Real diseases exhibit a range of dynamical behaviors that may invalidate the results obtained through the analytical approach of reachability. For example, there may be variation in the distribution of latent periods [38], the length of the effective infectious period (between onset of infectiousness and social withdrawal) [18], the proportion of individuals that are asymptomatic [39, 40], and the perseverance of individuals [13]. Here we describe how we use a computational disease model over the empirical contact network data to measure the impact of synchronization and its sensitivity to changes in each of these variables.

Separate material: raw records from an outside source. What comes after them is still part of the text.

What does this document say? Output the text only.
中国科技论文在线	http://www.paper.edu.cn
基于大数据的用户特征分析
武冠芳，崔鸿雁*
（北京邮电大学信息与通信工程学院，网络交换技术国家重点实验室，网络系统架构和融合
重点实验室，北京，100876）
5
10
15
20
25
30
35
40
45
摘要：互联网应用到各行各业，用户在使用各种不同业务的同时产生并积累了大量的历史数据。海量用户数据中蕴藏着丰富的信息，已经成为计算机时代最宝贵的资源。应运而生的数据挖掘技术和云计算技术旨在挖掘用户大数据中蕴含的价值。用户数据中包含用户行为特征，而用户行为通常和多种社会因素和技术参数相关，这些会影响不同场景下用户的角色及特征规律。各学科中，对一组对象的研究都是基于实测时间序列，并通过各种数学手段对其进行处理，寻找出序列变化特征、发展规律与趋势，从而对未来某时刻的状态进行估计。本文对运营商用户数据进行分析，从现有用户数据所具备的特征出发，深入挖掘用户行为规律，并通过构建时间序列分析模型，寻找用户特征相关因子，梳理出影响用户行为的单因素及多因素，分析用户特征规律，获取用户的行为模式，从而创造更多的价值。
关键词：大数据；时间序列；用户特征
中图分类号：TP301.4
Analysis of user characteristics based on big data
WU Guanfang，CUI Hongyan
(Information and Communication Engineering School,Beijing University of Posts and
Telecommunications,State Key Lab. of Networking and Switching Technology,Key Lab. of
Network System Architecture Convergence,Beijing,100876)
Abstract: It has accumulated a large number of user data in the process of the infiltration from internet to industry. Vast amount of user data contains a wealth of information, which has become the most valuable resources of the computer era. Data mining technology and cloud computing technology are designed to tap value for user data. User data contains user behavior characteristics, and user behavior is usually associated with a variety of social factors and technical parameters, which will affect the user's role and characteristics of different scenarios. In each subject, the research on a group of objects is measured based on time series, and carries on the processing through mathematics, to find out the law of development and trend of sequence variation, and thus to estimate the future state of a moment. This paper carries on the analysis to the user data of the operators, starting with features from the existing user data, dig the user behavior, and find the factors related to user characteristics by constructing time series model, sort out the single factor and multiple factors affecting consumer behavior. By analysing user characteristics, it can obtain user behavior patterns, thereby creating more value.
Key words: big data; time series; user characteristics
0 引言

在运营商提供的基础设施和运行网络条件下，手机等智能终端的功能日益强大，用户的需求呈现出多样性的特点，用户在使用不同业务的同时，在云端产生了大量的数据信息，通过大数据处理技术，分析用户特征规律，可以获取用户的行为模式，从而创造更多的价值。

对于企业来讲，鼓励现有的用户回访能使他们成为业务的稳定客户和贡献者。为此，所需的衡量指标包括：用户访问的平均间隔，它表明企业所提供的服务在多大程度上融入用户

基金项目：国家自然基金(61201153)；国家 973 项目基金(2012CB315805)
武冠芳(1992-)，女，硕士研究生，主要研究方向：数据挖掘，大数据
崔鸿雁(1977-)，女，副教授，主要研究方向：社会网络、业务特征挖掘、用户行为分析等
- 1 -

The disease simulation, based on an SEIR model (fully described in Section S1 and Figure S3 of the Additional file 1), takes as input: the temporal contact data, a “seed” individual from which the outbreak originates, the time for which the seed becomes infectious, and the following disease parameters: β, the per-second probability of transmission during contact between an infectious individual and a susceptible one; the mode of the latent period distribution, \(\hat {\Delta }_{E}\); the dispersion of the distribution of latent periods \(\sigma _{g}^{(E)}\); the mode of the effective infectious period distribution, \(\hat {\Delta }_{I}\); perseverance of the population, 1/k _I , which we define as the reciprocal of the shape parameter of the effective infectious period distribution and which captures the variation in host response to disease; and the proportion of exposed individuals that are asymptomatic, a, who do not experience symptoms or sickness behaviors, and thus experience a longer effective infectious period of Δ _I =Δ _J . By using the modes of the distributions of Δ _E and Δ _I , and not the mean, we are able to vary the frequency of large outliers through dispersion and perseverance while keeping the outcome for the typical individual at a specific value.

According to our hypothesis, we expect the number of disease cases to be largest when the generation times of the outbreak are close to multiples of 24 h. The generation time for a transmission event is the time between the moment the host received the infection and the moment they transmitted it to another individual. Since the expected time between the onset of infectiousness and transmission is \(\hat {\Delta }_{I}/2\) h (assuming infections times are distributed uniformly over the effective infectious period), the expected generation time is \(\hat {\Delta }_{E}+\hat {\Delta }_{I}/2\). We therefore expect to find the largest outbreaks to occur in the simulation when \(\hat {\Delta }_{E}=23\) and the smallest when \(\hat {\Delta }_{E}=11\); we use the difference between these two cases to measure the effect of synchronization.

More specifically, we select each individual, i, in the population as the seed of the outbreak, and the time of their first contact as the start of their effective infectious period. The outbreak is allowed to proceed as per the SEIR model and is complete when there are no longer any infected individuals in the population, or when there are no more contacts in the population (due to the limitation of the datasets). This is repeated 100 times for each individual, i, with \(\hat {\Delta }_{E}=11\) h and another 100 times with \(\hat {\Delta }_{E}=23\) h. To measure the magnitude of the outbreak, we calculate the mean number of infected individuals across these simulations and denote this as \(I\left (i,\beta,\hat {\Delta }_{E}, \hat {\Delta }_{I}, \Delta _{J}, \sigma _{g}^{(E)}, k_{I}, a\right)\). We note that we do not include the seed, or those infected directly by the seed, in this calculation so as to exclude infections that have no relation to the latent period. The synchronization effect for an individual i is defined as \(\left [ I\left (i,\beta,\hat {\Delta }_{E}=23, \hat {\Delta }_{I}, \Delta _{J}, \sigma _{g}^{(E)}, k_{I}, a\right)- I\left (i,\beta,\hat {\Delta }_{E}=11, \hat {\Delta }_{I}, \Delta _{J}, \sigma _{g}^{(E)}, k_{I}, a\right) \right ]\).